I focused so much on myself I lost sight of which God I worshiped. What I learned from reading this book and breaking my vessel is that I must wake up each and every morning and decide which God to worship. I must choose to dethrone my idols and put God in His rightful place above all else.
And it’s so hard.
So I’ve come up with a small checklist of things to help me recognize when I’ve dethroned God and succumbed to idolatry.

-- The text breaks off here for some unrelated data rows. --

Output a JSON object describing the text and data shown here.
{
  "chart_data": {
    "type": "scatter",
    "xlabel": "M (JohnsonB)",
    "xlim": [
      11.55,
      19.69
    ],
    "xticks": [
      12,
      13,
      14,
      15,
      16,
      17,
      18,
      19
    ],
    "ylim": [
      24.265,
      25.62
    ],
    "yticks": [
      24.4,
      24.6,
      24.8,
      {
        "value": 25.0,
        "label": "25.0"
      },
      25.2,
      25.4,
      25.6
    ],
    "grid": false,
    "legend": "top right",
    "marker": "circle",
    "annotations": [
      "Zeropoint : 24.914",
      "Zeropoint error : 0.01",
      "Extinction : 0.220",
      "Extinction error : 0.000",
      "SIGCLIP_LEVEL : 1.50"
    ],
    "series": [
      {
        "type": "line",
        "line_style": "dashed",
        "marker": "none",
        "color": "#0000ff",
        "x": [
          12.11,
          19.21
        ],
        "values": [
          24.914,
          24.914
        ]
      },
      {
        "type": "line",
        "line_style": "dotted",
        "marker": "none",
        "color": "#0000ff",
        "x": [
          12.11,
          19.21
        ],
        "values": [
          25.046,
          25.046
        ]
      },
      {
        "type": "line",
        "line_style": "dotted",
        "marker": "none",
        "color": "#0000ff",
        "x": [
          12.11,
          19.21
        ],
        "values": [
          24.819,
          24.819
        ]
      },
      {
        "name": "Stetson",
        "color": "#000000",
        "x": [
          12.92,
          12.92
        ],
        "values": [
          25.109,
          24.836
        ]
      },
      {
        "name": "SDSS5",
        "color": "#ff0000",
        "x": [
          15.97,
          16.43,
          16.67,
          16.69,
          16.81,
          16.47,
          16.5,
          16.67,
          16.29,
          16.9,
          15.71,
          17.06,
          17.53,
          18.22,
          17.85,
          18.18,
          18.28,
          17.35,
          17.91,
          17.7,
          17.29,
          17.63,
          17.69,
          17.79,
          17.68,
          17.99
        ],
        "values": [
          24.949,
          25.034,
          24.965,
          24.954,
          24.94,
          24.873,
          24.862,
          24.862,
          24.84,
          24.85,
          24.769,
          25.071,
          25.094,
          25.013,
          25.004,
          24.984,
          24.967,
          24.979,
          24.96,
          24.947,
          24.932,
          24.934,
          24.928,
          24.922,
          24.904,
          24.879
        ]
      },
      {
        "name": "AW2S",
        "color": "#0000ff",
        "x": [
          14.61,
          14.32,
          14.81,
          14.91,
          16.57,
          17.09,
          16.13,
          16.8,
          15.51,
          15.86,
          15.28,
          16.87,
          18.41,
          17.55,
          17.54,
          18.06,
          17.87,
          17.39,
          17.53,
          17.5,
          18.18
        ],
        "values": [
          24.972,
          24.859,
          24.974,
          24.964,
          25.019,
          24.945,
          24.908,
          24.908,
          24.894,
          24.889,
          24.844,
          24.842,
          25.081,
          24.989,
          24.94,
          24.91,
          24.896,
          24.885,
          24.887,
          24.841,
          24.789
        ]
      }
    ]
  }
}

First thing I do every morning is assess how I feel. Is this going to be a day full of energy or none at all? Is this going to be a day of enjoying the sun or staying indoors? Will I be able to achieve some level of productivity today? Those are the typical questions I ask myself upon waking. But now I ask a different set of questions.
Which God will I worship today? The god of health? The god of perfection? The god of comfort? The god of food or tv? It’s my choice. God gives me that much. He wants me to worship Him, but He won’t make me do it. And when the hard days set in, I have to be really diligent in keeping the God of the universe my focus. Satan likes to steal my joy and I’m ashamed to say he gets it quite easily. It’s a hard battle and one I fight every single day.
One of the ways Kyle Idleman says to identify which God you worship is to pay attention to what you complain about. If you complain about your aches and pains, maybe you worship the god of health. If you complain about your shortcomings, maybe you worship the god of perfection. If you complain about not having enough money, maybe you worship the god of finances.
So from now on, I pay closer attention to the things I complain about and what I focus on. Each holds it’s own challenges, but I’m working hard to dethrone the gods of my heart. How about you?
Question: What idols have you elevated above the God of the universe and how do you shift your focus back to Him?